Oral History Program plans book signings, sales for holidays

11/20/2008 | By: Natalie Savidge  |

Illustrated with 140 full-page photos, Reno Now and Then is a new book published by the University of Nevada, Reno's Oral History Program that documents the remarkable transformation the city has undergone during the past 100 years. The work of preservationists/photographers Neal Cobb and Jerry Fenwick, Reno Now and Then draws on the extensive historic photo collections of its authors and the collection of the Nevada Historical Society.

Historically significant Reno homes, businesses and other locations are shown as originally photographed many years ago and as they appeared when re-photographed by Fenwick and Cobb in 2008. The images are accompanied by authoritative captions, rich in little-known information about the community and its built environment. Introductory essays by Nevada State Archivist Guy Rocha and newspaper columnist Karl Breckenridge establish context.

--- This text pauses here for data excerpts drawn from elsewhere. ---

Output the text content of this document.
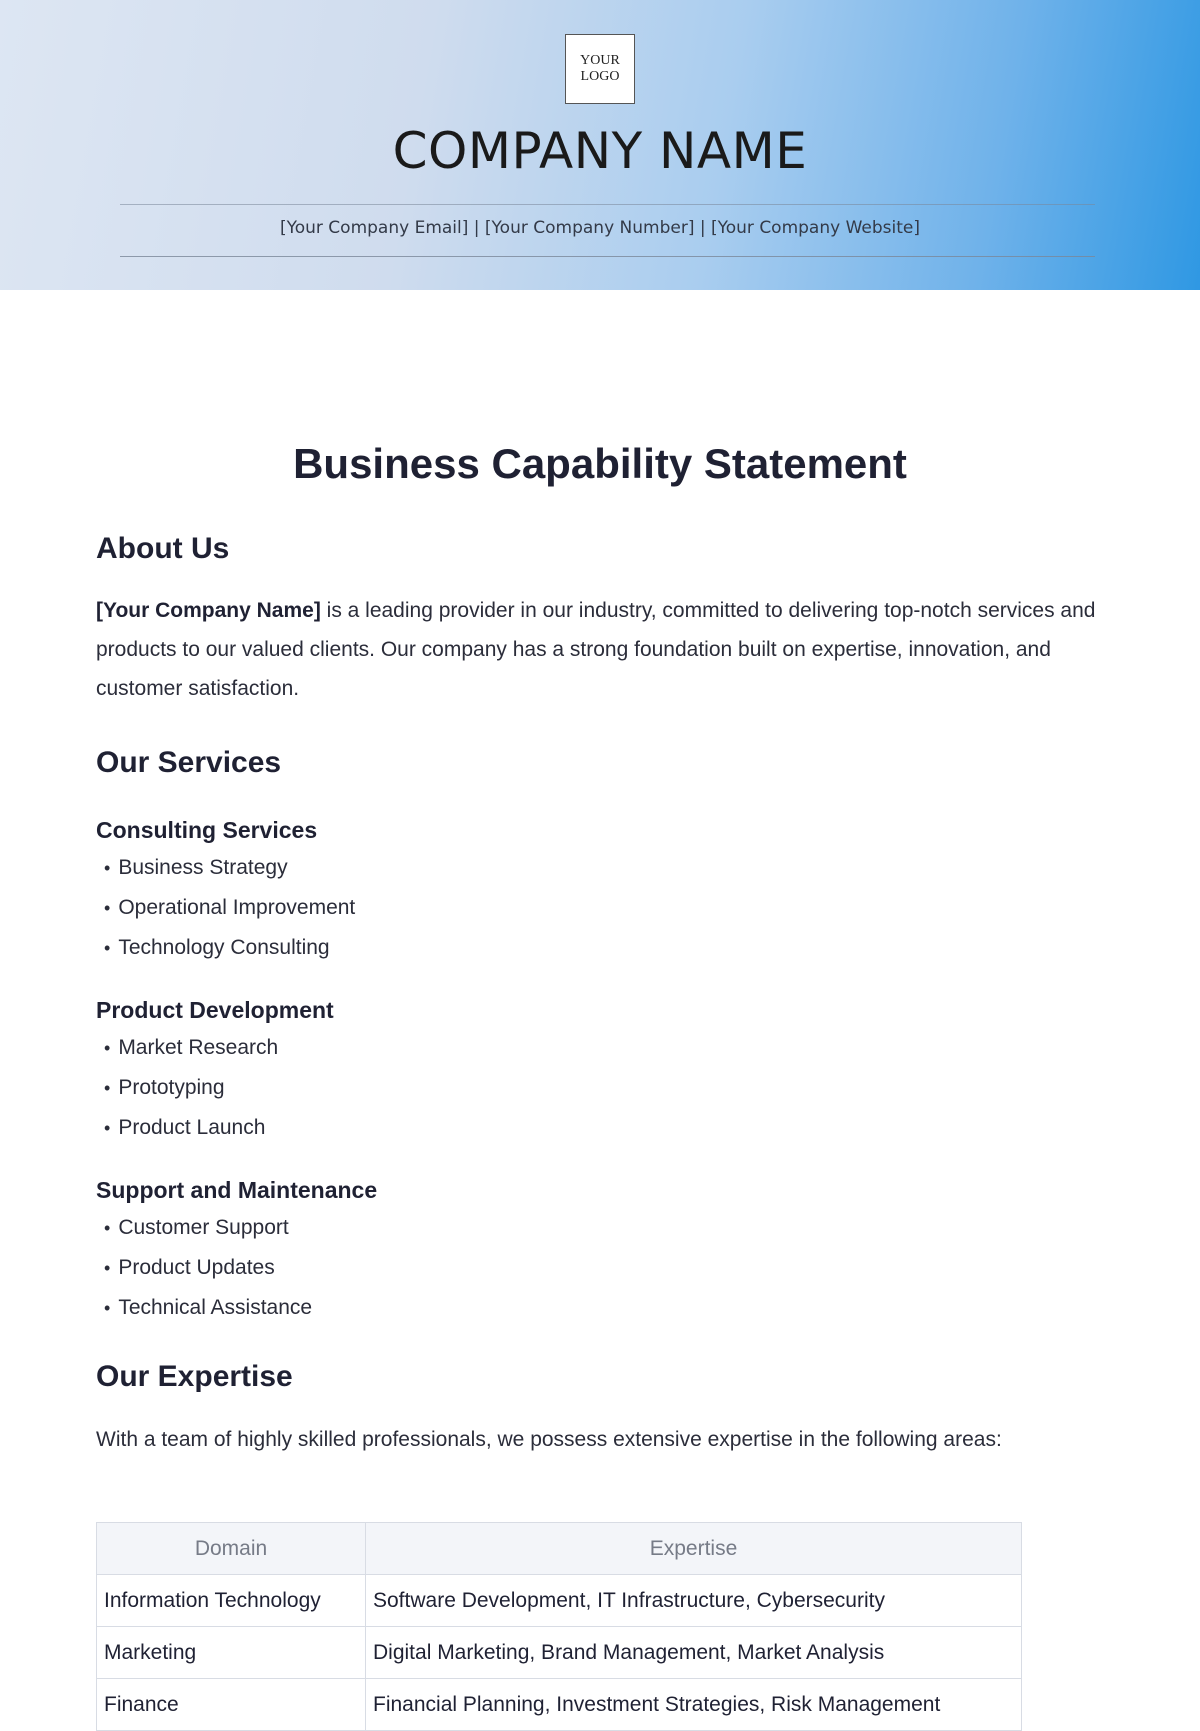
YOUR
LOGO
COMPANY NAME
[Your Company Email] | [Your Company Number] | [Your Company Website]
Business Capability Statement
About Us
[Your Company Name] is a leading provider in our industry, committed to delivering top-notch services and products to our valued clients. Our company has a strong foundation built on expertise, innovation, and customer satisfaction.
Our Services
Consulting Services
• Business Strategy
• Operational Improvement
• Technology Consulting
Product Development
• Market Research
• Prototyping
• Product Launch
Support and Maintenance
• Customer Support
• Product Updates
• Technical Assistance
Our Expertise
With a team of highly skilled professionals, we possess extensive expertise in the following areas:
Domain	Expertise
Information Technology	Software Development, IT Infrastructure, Cybersecurity
Marketing	Digital Marketing, Brand Management, Market Analysis
Finance	Financial Planning, Investment Strategies, Risk Management
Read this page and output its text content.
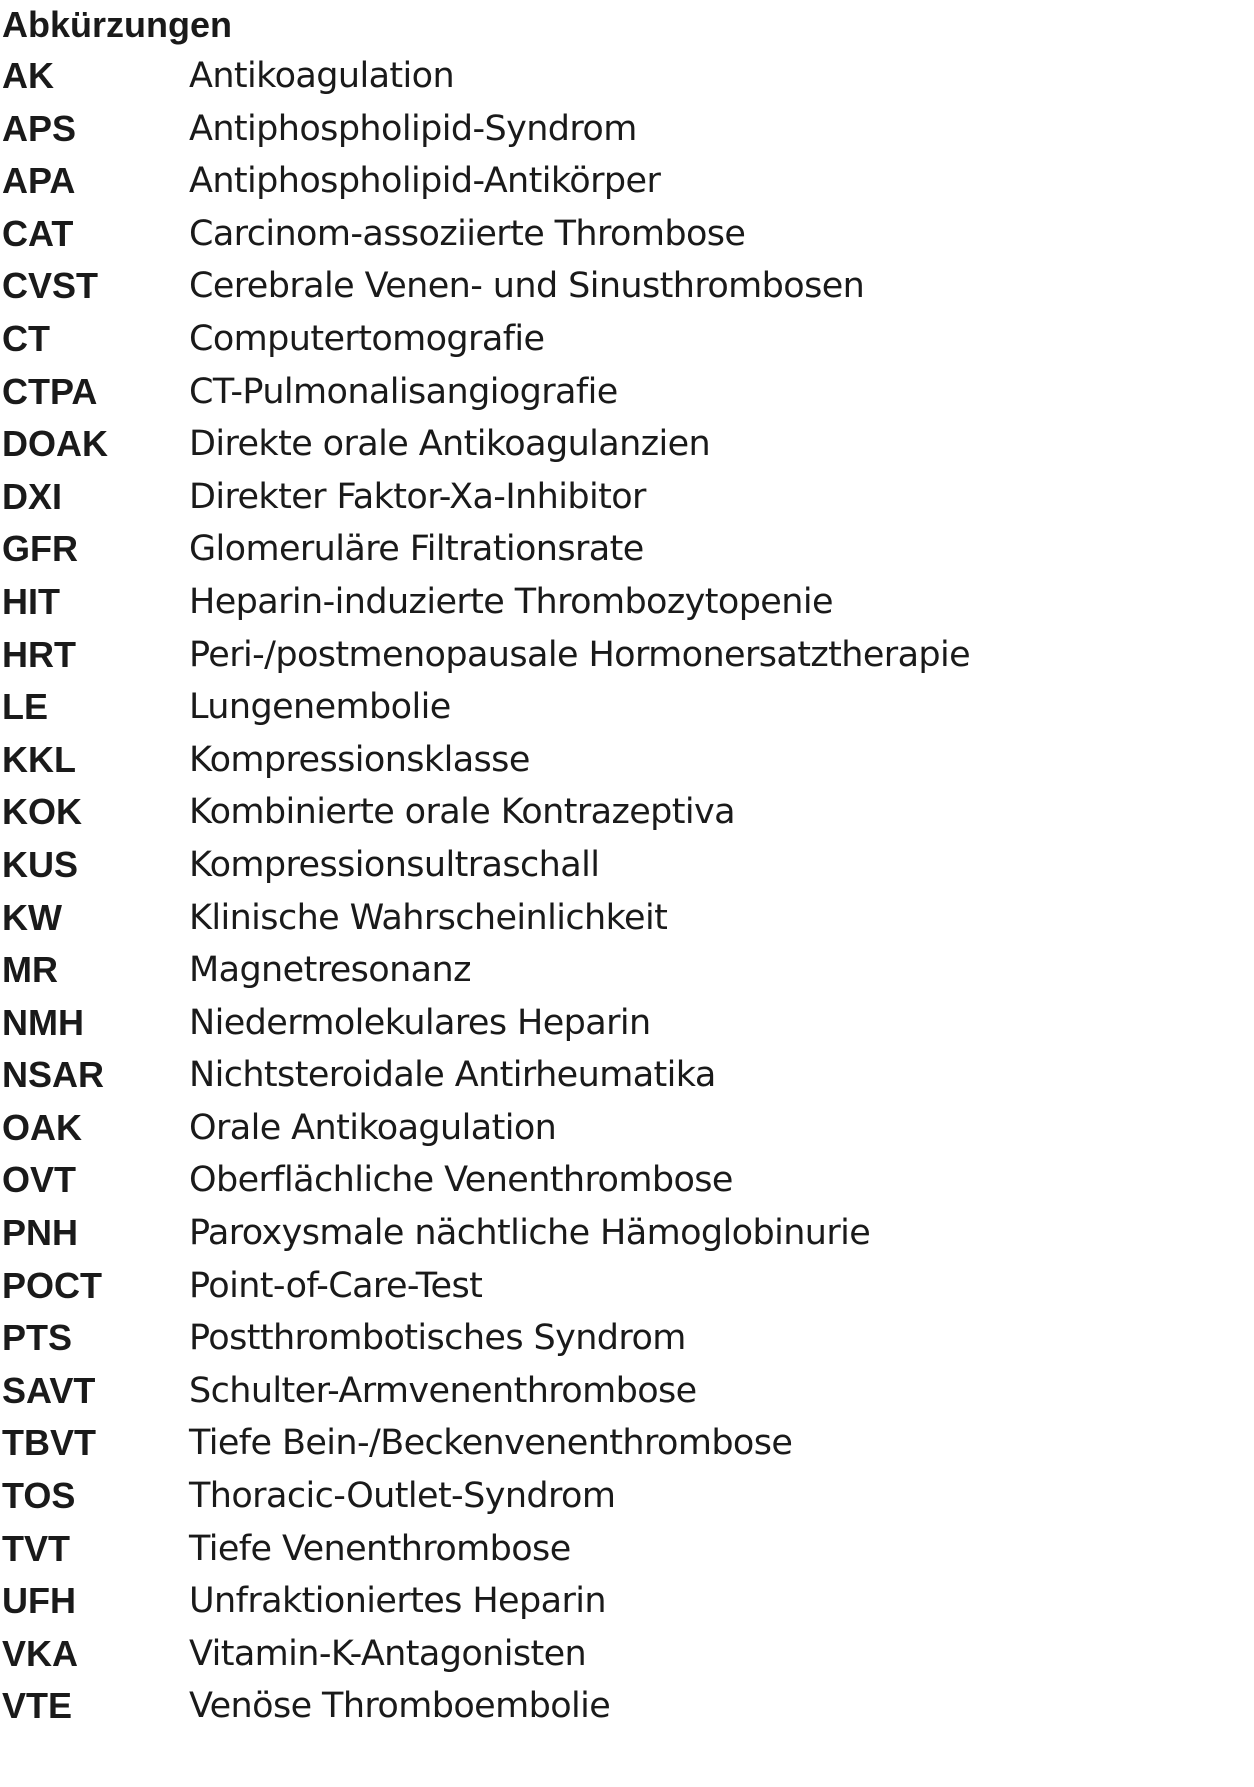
Abkürzungen
AK	Antikoagulation
APS	Antiphospholipid-Syndrom
APA	Antiphospholipid-Antikörper
CAT	Carcinom-assoziierte Thrombose
CVST	Cerebrale Venen- und Sinusthrombosen
CT	Computertomografie
CTPA	CT-Pulmonalisangiografie
DOAK	Direkte orale Antikoagulanzien
DXI	Direkter Faktor-Xa-Inhibitor
GFR	Glomeruläre Filtrationsrate
HIT	Heparin-induzierte Thrombozytopenie
HRT	Peri-/postmenopausale Hormonersatztherapie
LE	Lungenembolie
KKL	Kompressionsklasse
KOK	Kombinierte orale Kontrazeptiva
KUS	Kompressionsultraschall
KW	Klinische Wahrscheinlichkeit
MR	Magnetresonanz
NMH	Niedermolekulares Heparin
NSAR	Nichtsteroidale Antirheumatika
OAK	Orale Antikoagulation
OVT	Oberflächliche Venenthrombose
PNH	Paroxysmale nächtliche Hämoglobinurie
POCT	Point-of-Care-Test
PTS	Postthrombotisches Syndrom
SAVT	Schulter-Armvenenthrombose
TBVT	Tiefe Bein-/Beckenvenenthrombose
TOS	Thoracic-Outlet-Syndrom
TVT	Tiefe Venenthrombose
UFH	Unfraktioniertes Heparin
VKA	Vitamin-K-Antagonisten
VTE	Venöse Thromboembolie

Reno is one of the few Nevada towns that was never a boom-and-bust mining camp. Sitting astride the Truckee River and the main road from northern California mining camps, in its early days it offered travelers crude shelter and a bridge across the river. With the coming of the first transcontinental railroad in 1869, Reno found itself situated along a major cross-country route. Positioned in this manner, the city became a thriving transportation and distribution hub for ranching, agriculture, and mining, and a center of banking and law firms. It retains some of that character today; but, since the 1950s, its economy and its identity have been dominated by the casino gaming industry.

Through historic photos and contemporary re-photography of selected locations, Reno Now and Then illustrates the ongoing collision between the consequences of development and a desire for stable links with the city's past. Most of the pictures in its pages will be new to the reader.

Co-author Jerry Fenwick said, "Neal and I hope that longtime Reno residents will remember fondly some of the scenes depicted and that newcomers will gain a better understanding of the historic development of the town they now call home."

Drawing on photos selected from the book, students from the University's Reynolds School of Journalism created a digital "morphing" feature for Nevada Humanities' Online Nevada Encyclopedia (ONE). The feature will debut Nov. 20 and can be viewed by visiting the New Features section of ONE at Online Nevada.

Priced at $24.95, the book will be in area bookstores by Nov. 20. Cobb and Fenwick will appear for book signings at the following locations: 

  • Sundance Bookstore, 1155 W. Fourth St., Reno, Dec. 6, 1 to 3 p.m.
  • Nevada Historical Society, 1650 N. Virginia St., Reno, Dec. 13, 1 to 3 p.m.
  • Westerner's Reno Corral, Sands Regency Hotel-Casino Steakhouse, Dec. 18, 6:30 p.m.
  • Good Old Days club, Reno Elks Lodge, 597 Kumle Lane, Reno, Dec. 19, noon.